I love roller coasters! I have since I was a child. I love the feeling of complete abandon when you drop off the hilltop and plunge into the dip. I love the anticipation and anxiety that draws your stomach muscles tight when you're climbing the hills. I love the pure fear when you whip around the curves and it feels as if you will fly from the tracks. It all combines for pure excitement and joy in me! I always want to go again, I can't get enough!
Abandon, anticipation, anxiety, fear, excitement, joy..........all adjectives used to describe my feelings about a good ride on a roller coaster. No wonder I feel like my life is a roller coaster ride at present! There's just one problem, I don't like where this roller coaster comes to a stop. When I come creeping into the station to disembark, there will be no smiling, laughing and wanting to go again. No, when I roll into this station, I will be leaving my dear husband behind.
You see, this roller coaster ride started the day he was diagnosed with Stage 4, or End Stage, Liver Disease. He has cirrhosis caused by his struggles with type II diabetes, elevated cholesterol levels, a previous injury to his liver in an automobile accident and a genetic factor of which we were unaware until he was already very sick.

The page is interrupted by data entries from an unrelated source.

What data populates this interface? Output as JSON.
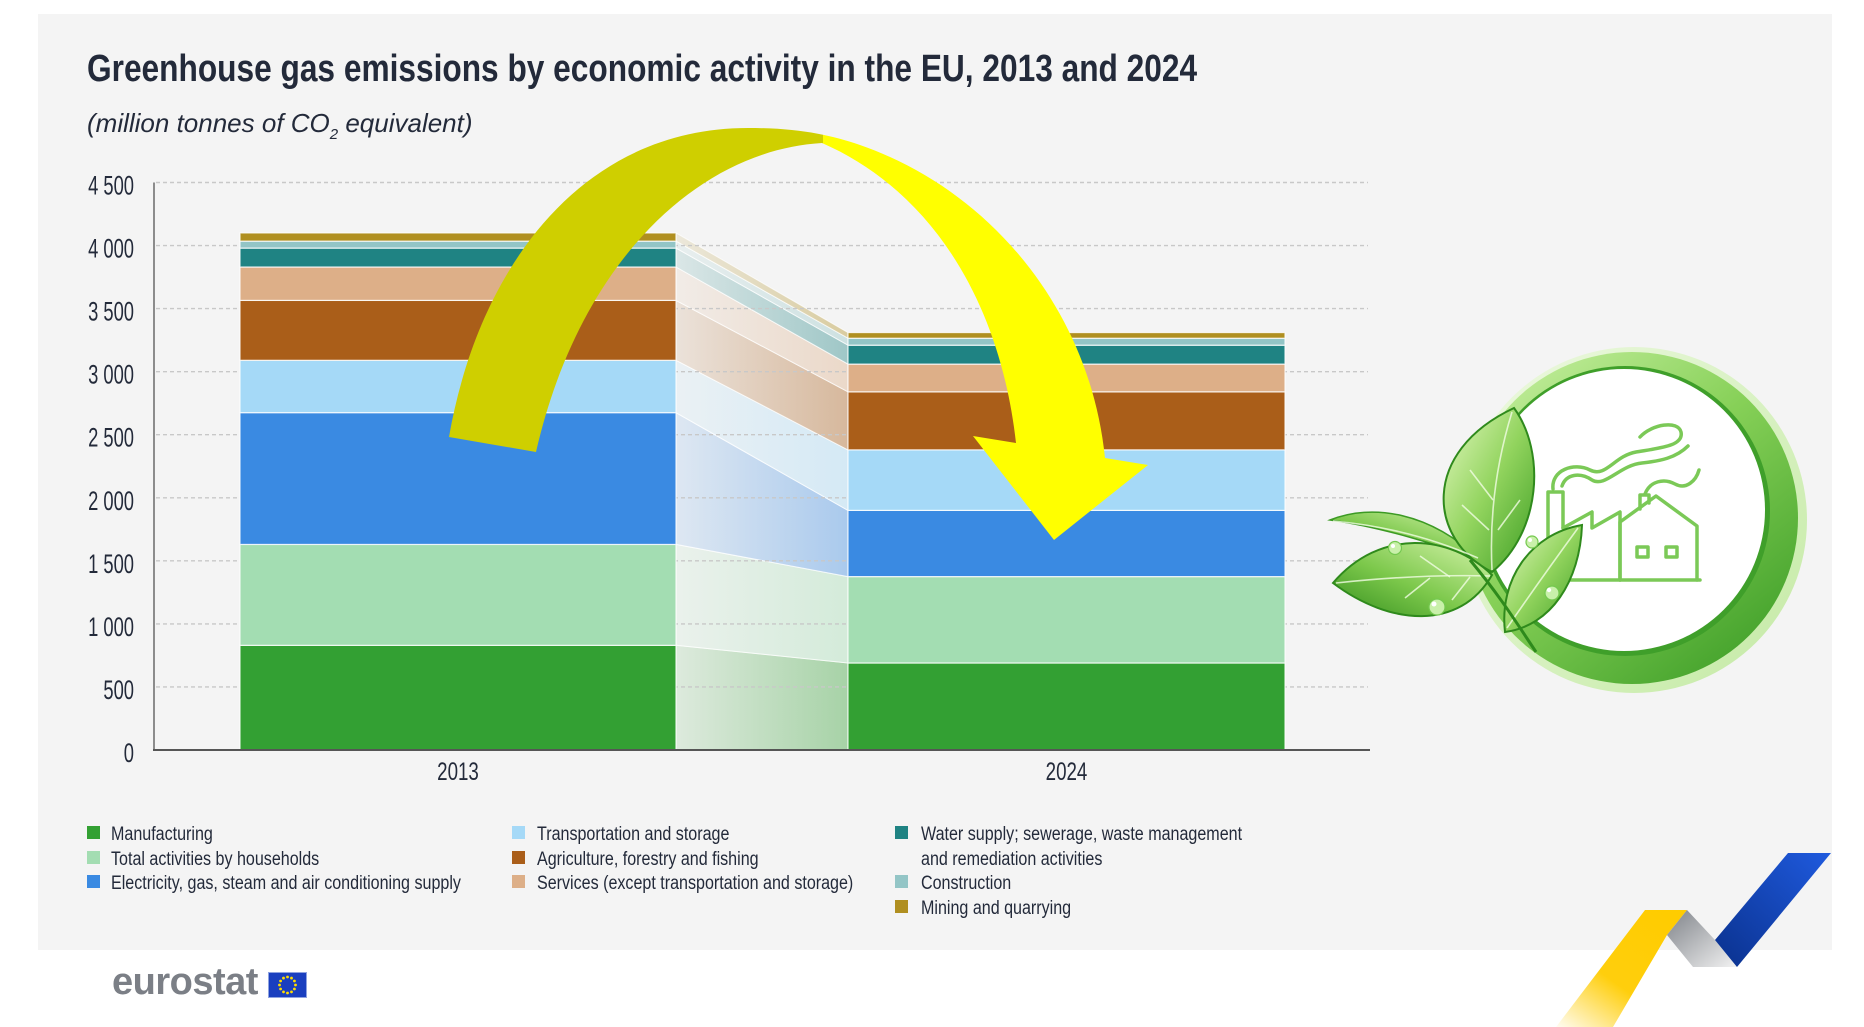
{
  "header": {
    "title": "Greenhouse gas emissions by economic activity in the EU, 2013 and 2024",
    "subtitle_prefix": "(million tonnes of CO",
    "subtitle_subscript": "2",
    "subtitle_suffix": " equivalent)"
  },
  "chart_data": {
    "type": "bar",
    "stacked": true,
    "title": "Greenhouse gas emissions by economic activity in the EU, 2013 and 2024",
    "subtitle": "(million tonnes of CO2 equivalent)",
    "xlabel": "",
    "ylabel": "",
    "categories": [
      "2013",
      "2024"
    ],
    "ylim": [
      0,
      4500
    ],
    "yticks": [
      0,
      500,
      1000,
      1500,
      2000,
      2500,
      3000,
      3500,
      4000,
      4500
    ],
    "ytick_labels": [
      "0",
      "500",
      "1 000",
      "1 500",
      "2 000",
      "2 500",
      "3 000",
      "3 500",
      "4 000",
      "4 500"
    ],
    "grid": true,
    "legend_position": "bottom",
    "series": [
      {
        "name": "Manufacturing",
        "color": "#33a033",
        "values": [
          830,
          690
        ]
      },
      {
        "name": "Total activities by households",
        "color": "#a3ddb2",
        "values": [
          800,
          685
        ]
      },
      {
        "name": "Electricity, gas, steam and air conditioning supply",
        "color": "#3a8ae2",
        "values": [
          1045,
          525
        ]
      },
      {
        "name": "Transportation and storage",
        "color": "#a5d9f7",
        "values": [
          415,
          480
        ]
      },
      {
        "name": "Agriculture, forestry and fishing",
        "color": "#aa5e19",
        "values": [
          475,
          460
        ]
      },
      {
        "name": "Services (except transportation and storage)",
        "color": "#ddaf88",
        "values": [
          265,
          220
        ]
      },
      {
        "name": "Water supply; sewerage, waste management and remediation activities",
        "color": "#1f8383",
        "values": [
          150,
          150
        ]
      },
      {
        "name": "Construction",
        "color": "#93c5c6",
        "values": [
          55,
          55
        ]
      },
      {
        "name": "Mining and quarrying",
        "color": "#b08f20",
        "values": [
          65,
          45
        ]
      }
    ],
    "annotations": [
      {
        "type": "arrow",
        "from": "2013",
        "to": "2024",
        "meaning": "decrease"
      }
    ]
  },
  "decorations": {
    "arrow_colors": [
      "#cfcf00",
      "#ffff00"
    ],
    "eco_icon": "leaf-factory-icon",
    "ribbon_colors": [
      "#ffcc00",
      "#9a9ca1",
      "#1d4fcf"
    ]
  },
  "branding": {
    "logo_text": "eurostat",
    "logo_flag": "eu-flag-icon",
    "flag_color": "#1a3fbf",
    "star_color": "#ffdd00"
  }
}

When we tell anyone he has cirrhosis, the immediate response is 'I didn't know you drank'. And, if they don't say it, you can see the question in their eyes. It's amazing that, even in the medical community, so many people think that the only cause of cirrhosis is alcoholism. My husband has been so embarrassed so many times since his diagnosis. We have even had to tell nurses in the hospital that he is not an alcoholic. As a matter of fact, he has never drank very much at all; certainly never was an alcoholic.

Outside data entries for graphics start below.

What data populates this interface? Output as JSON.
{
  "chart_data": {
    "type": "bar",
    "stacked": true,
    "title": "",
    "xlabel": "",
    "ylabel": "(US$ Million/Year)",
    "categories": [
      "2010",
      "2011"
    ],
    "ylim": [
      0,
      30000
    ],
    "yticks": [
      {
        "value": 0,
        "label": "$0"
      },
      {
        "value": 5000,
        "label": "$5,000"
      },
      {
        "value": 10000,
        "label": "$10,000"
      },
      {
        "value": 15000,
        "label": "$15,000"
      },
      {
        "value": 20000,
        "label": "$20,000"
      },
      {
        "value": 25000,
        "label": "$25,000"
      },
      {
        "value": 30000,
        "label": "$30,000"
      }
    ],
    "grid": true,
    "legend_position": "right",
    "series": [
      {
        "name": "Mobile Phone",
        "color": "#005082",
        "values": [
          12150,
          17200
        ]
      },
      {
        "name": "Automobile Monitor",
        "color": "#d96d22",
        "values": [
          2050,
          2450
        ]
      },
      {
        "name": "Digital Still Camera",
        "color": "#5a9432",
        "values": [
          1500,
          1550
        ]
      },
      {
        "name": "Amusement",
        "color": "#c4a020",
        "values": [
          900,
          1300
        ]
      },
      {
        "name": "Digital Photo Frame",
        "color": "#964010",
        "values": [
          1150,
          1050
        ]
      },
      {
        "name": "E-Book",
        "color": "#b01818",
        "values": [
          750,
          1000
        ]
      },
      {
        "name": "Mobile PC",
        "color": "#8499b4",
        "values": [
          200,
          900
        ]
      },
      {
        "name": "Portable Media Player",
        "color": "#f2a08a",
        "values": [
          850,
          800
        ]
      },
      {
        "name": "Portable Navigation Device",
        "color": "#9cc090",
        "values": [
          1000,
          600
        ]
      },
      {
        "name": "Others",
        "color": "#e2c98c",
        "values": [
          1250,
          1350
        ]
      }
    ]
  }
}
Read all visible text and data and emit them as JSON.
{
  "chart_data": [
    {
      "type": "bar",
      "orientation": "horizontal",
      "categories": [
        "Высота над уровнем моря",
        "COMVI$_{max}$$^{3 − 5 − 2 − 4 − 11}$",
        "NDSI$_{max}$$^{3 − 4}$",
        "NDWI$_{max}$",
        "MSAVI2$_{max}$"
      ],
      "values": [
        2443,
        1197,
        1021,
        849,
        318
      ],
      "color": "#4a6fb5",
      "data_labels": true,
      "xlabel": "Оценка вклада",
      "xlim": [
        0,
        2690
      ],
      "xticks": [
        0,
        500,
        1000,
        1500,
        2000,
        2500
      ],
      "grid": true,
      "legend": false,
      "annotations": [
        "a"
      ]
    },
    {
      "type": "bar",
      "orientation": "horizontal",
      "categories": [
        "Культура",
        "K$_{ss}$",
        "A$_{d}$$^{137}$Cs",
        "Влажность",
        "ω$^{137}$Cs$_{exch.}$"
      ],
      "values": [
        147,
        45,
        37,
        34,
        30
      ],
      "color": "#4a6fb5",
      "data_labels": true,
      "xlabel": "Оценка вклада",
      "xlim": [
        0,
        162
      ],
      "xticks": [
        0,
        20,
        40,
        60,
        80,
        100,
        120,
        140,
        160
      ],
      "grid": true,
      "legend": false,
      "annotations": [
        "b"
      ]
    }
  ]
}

For that reason, we have asked his physician to specify non-alcoholic cirrhosis in his diagnosis when being admitted to the hospital. How I wish we had that printed on a tee shirt he could wear when we go out! It would save so much explaining and so many misunderstandings. It might even save a few people from being guilty of judging their neighbor!
If we thought dealing with the diagnosis was going to be hard, we were simply naive about how hard dealing with the disease was going to be. It didn't take long to burst that bubble! He was so tired he thought it couldn't be any worse. He didn't have any real pain, except for that which he had dealt with since the accident. Nothing other than the fatigue really bothered him very much.
As the days passed, the fatigue continued to worsen. Trips to the gastroenterologist reassured us that his liver was still functioning fairly well. We were lulled into a sense of complacency and believed this would take years to make any real changes in him. Then, the inevitable happened.
Barely one year after his original diagnosis, he suddenly became very ill and had to be taken to the E.R. by ambulance. His blood sugar was 30 and falling fast. They immediately began to administer glucose to bring it up, but they couldn't get it to stay up. He was halucinating and talking completely out of his head. He didn't know where he was or even who he was. Tests revealed he was in acute renal failure and now liver failure.
After a week in the hospital, we were released and given a follow-up appointment with his GI doctor. That appointment was in October of 2007. At that appointment, we were told he was now in liver failure and that, if he was interested in having a transplant, this was the time to go for the evaluation. We were totally shocked and speechless. Neither of us could even think enough to know what questions to ask the doctor. He was gentle and kind and told us to think about and pray about it and get back with him within a week with a decision.
Ultimately, for many reasons, my husband decided not to try for a transplant. So, we began the journey of living with end stage liver failure, not just disease anymore, but liver failure. We were told he had maybe 6 months at the outside. We came home and told our families the news. Then, we just put it aside and decided to live our lives and let God handle everything.
The weeks passed and he didn't get any better, but he didn't get any worse either. The Christmas holidays came and went and he was doing amazingly well. Soon March, 2008 rolled in and we were at our 6 month window. Yet, he felt fine. Again, we were lulled into a place of complacency. Little did we know that safe place was soon to be invaded in a horrific way.
{Please come back for the next installment of "Roller Coasters"}
3 comments:
Diane:
I am holding you both in my daily prayers and I stand amazed at the strength of your character.
Roberta Anne
Di, I am so sorry for this...
I can't even begin to imagine losing a husband. Or to have one so sick as yours.
The sweetest sister*in*law in the world had this very same thing...she was more than my S.I.L...she was more like my sister and my best friend. She passed away last year and I will miss her until the day I die.
I pray for you and your husband and, right now, I am holding your hand with my heart.
bj
Dear Diane,
Living side by side with death as your third partner for this long time must have been tearing you apart.
We all know that someday,..faraway in a remote future we may have to part from our spouses, if Jesus doesn't come to collect us all home for eternity.
But living there day by day, seeing your loved one deteriorate day by day; it's too gruesome. Having to handle people's prejudices along that road must have torn you apart.
Except, it didn't. Somehow you got through and found smart ways to fight back.
Like in Job's book, "Also when you say, you don't see Him, He sees your cause, and you must wait for him."
I thank the Lord for supporting you, even when you felt all alone, and for making you his masterpiece.